Alteration in gut microbiota associated with hepatitis B and non-hepatitis virus related hepatocellular carcinoma.

Background: The onset of hepatocellular carcinoma (HCC) ranked fifth malignancies all over the world. Increasing evidences showed that the distribution of HCC was related to the incidence of chronic hepatitis B virus (HBV) infection and other factors, such as alcoholism, aflatoxin B1 ingestion and obesity. Recent studies demonstrated that gut dysbiosis plays an important role in liver diseases. However, the researches on gut microbiota of HBV and non-HBV non-HCV related HCC have not been reported. In this study, we investigated the differences between the gut microbiota of HBV related HCC (B-HCC) and non-HBV non-HCV related HCC (NBNC-HCC), finally found some potential bacteria, linking different pathological mechanism of both types of HCCs.

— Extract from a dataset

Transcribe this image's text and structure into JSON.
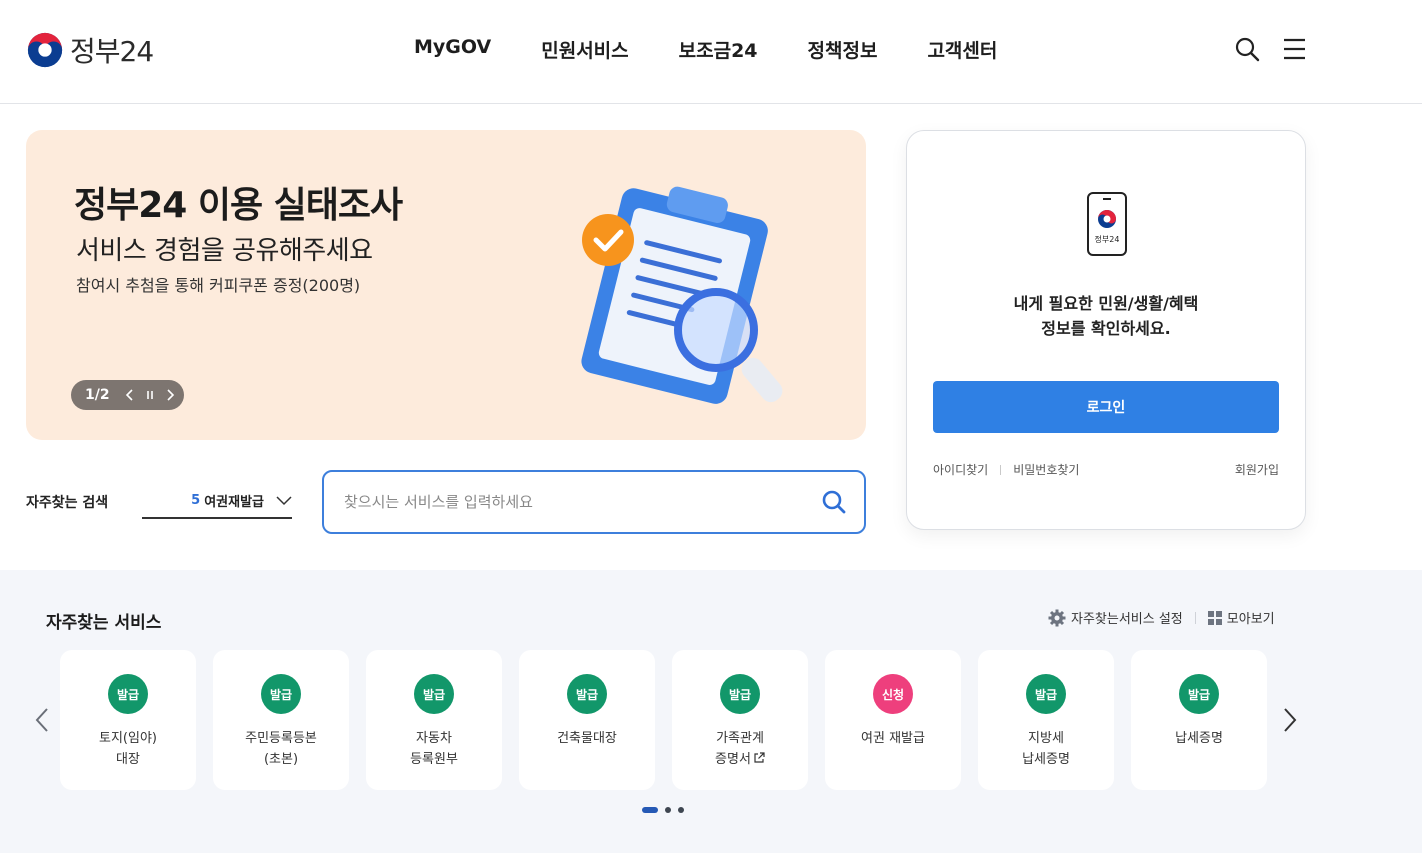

Results: We carried out 16S rRNA analyses in a cohort of 33 healthy controls, 35 individuals with HBV related HCC (B-HCC) and 22 individuals with non-HBV non-HCV (NBNC) related HCC (NBNC-HCC). We found that the species richness of fecal microbiota of B-HCC patients was much higher than other two groups. Interestingly, the feces of NBNC-HCC patients harbored more potential pro-inflammatory bacteria ( Escherichia - Shigella , Enterococcus ) and reduced levels of Faecalibacterium , Ruminococcus , Ruminoclostridium which results in decrease potential of anti-inflammatory short-chain fatty acids. The feces of NBNC-HCC patients had relatively fewer abundance of multiple biological pathways related to amino acid and glucose metabolism, but high level of transport and secretion in some types. However, the B-HCC patients had opposite results of bacterial composition and associated multiple biological pathways versus NBNC-HCC patients. Meanwhile, we found that aberrant network of gut microbiota occurred differently in B-HCC and NBNC-HCC patients.

Conclusions: Our study indicated that B-HCC and NBNC-HCC patients showed differential abundance of bacteria involved in different functions or biological pathways. We suggested the modification of specific gut microbiota may provide the therapeutic benefit for B-HCC and NBNC-HCC.